III El hambre de inmortalidad

Parémonos en esto del inmortal anhelo de inmortalidad, aunque los gnósticos o intelectuales puedan decir que es retórica lo que sigue y no filosofía. También el divino Platón, al disertar en su Fedón sobre la inmortalidad del alma, dijo que conviene hacer sobre ella leyendas, μυθο-λογείν.

Recordemos ante todo una vez más, y no será la última, aquello de Spinoza de que cada ser se esfuerza por perseverar en él, y que este esfuerzo es su esencia misma actual, e implica tiempo indefinido, y que el ánimo, en fin, ya en sus ideas distintas y claras, ya en las confusas, tiende a perseverar en su ser con duración indefinida y es sabedor de este su empeño (Ethice, part. HI, props. VI- 1X).

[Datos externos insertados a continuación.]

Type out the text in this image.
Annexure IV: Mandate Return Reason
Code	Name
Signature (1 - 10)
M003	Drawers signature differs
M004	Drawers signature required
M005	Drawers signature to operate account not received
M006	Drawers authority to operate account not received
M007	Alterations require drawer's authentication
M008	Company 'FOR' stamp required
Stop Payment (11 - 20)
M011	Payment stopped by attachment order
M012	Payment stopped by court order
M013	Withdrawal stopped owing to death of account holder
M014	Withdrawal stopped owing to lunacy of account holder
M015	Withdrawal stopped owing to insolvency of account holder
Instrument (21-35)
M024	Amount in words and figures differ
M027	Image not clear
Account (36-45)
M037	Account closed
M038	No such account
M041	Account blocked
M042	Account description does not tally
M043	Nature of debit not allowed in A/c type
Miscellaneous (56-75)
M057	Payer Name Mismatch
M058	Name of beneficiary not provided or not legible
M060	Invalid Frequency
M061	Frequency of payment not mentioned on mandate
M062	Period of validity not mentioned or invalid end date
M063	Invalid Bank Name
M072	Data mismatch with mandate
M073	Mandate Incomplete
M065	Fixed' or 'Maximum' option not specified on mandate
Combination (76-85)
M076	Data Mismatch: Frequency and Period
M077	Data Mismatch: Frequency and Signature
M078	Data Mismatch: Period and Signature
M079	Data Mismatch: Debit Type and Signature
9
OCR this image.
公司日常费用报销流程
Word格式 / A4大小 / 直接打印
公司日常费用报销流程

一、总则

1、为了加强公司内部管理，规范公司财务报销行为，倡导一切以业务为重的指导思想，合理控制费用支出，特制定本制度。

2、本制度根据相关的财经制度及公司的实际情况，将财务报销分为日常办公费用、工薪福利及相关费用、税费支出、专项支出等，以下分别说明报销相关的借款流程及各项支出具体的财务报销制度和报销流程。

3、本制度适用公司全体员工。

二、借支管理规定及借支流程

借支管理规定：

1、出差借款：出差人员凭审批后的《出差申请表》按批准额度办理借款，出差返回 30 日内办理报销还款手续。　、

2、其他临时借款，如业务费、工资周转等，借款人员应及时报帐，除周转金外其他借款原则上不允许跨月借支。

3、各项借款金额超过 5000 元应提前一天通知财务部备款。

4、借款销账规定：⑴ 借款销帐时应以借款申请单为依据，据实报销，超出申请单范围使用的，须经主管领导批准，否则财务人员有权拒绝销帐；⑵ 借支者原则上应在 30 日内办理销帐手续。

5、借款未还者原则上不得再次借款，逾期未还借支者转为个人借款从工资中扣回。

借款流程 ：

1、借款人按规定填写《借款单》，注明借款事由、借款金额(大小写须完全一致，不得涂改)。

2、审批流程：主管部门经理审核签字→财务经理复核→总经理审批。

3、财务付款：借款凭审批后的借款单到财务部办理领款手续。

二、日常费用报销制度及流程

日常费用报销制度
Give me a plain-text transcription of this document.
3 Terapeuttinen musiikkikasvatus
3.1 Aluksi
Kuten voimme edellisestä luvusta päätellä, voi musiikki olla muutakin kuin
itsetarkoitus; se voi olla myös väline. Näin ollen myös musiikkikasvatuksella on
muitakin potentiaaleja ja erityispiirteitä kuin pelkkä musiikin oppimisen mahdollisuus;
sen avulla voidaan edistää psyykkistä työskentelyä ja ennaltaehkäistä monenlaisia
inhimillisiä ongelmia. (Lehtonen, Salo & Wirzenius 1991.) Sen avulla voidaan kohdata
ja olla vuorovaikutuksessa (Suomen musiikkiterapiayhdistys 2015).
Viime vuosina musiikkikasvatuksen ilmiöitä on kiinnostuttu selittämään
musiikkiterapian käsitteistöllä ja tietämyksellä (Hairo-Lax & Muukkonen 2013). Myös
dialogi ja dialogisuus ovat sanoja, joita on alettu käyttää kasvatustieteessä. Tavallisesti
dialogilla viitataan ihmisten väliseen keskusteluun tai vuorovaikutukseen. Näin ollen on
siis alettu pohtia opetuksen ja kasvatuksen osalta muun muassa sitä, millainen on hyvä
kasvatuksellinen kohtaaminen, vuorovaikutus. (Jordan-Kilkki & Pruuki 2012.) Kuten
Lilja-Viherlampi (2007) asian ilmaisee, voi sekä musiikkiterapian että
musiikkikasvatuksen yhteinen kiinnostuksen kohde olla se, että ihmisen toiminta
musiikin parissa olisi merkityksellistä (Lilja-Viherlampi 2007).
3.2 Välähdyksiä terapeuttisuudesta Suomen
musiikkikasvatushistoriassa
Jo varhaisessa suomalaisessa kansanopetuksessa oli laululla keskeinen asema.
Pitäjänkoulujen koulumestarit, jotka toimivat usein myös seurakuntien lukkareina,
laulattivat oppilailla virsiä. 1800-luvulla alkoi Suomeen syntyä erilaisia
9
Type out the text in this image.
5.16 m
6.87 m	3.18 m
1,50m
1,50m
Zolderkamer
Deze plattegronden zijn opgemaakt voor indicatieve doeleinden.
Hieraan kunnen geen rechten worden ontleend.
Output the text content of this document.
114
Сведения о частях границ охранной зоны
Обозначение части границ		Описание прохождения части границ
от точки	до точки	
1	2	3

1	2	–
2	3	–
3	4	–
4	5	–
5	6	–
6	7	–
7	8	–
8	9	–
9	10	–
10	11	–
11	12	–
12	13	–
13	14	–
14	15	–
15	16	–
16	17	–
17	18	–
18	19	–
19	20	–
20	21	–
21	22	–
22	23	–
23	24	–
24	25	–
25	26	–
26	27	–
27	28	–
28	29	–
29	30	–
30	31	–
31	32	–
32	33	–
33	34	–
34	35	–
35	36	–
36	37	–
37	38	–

Imposible nos es, en efecto, concebirnos como no existentes, sin que haya esfuerzo alguno que baste a que la conciencia se dé cuenta de la absoluta inconsciencia, de su propio anonadamiento. Intenta, lector, imaginarte en plena vela cuál sea el estado de tu alma en el profundo sueño; trata de llenar tu conciencia con la representación de la inconsciencia, y lo verás. Causa congojosísimo vértigo el empeñarse en comprenderlo. No podemos concebirnos como no existiendo.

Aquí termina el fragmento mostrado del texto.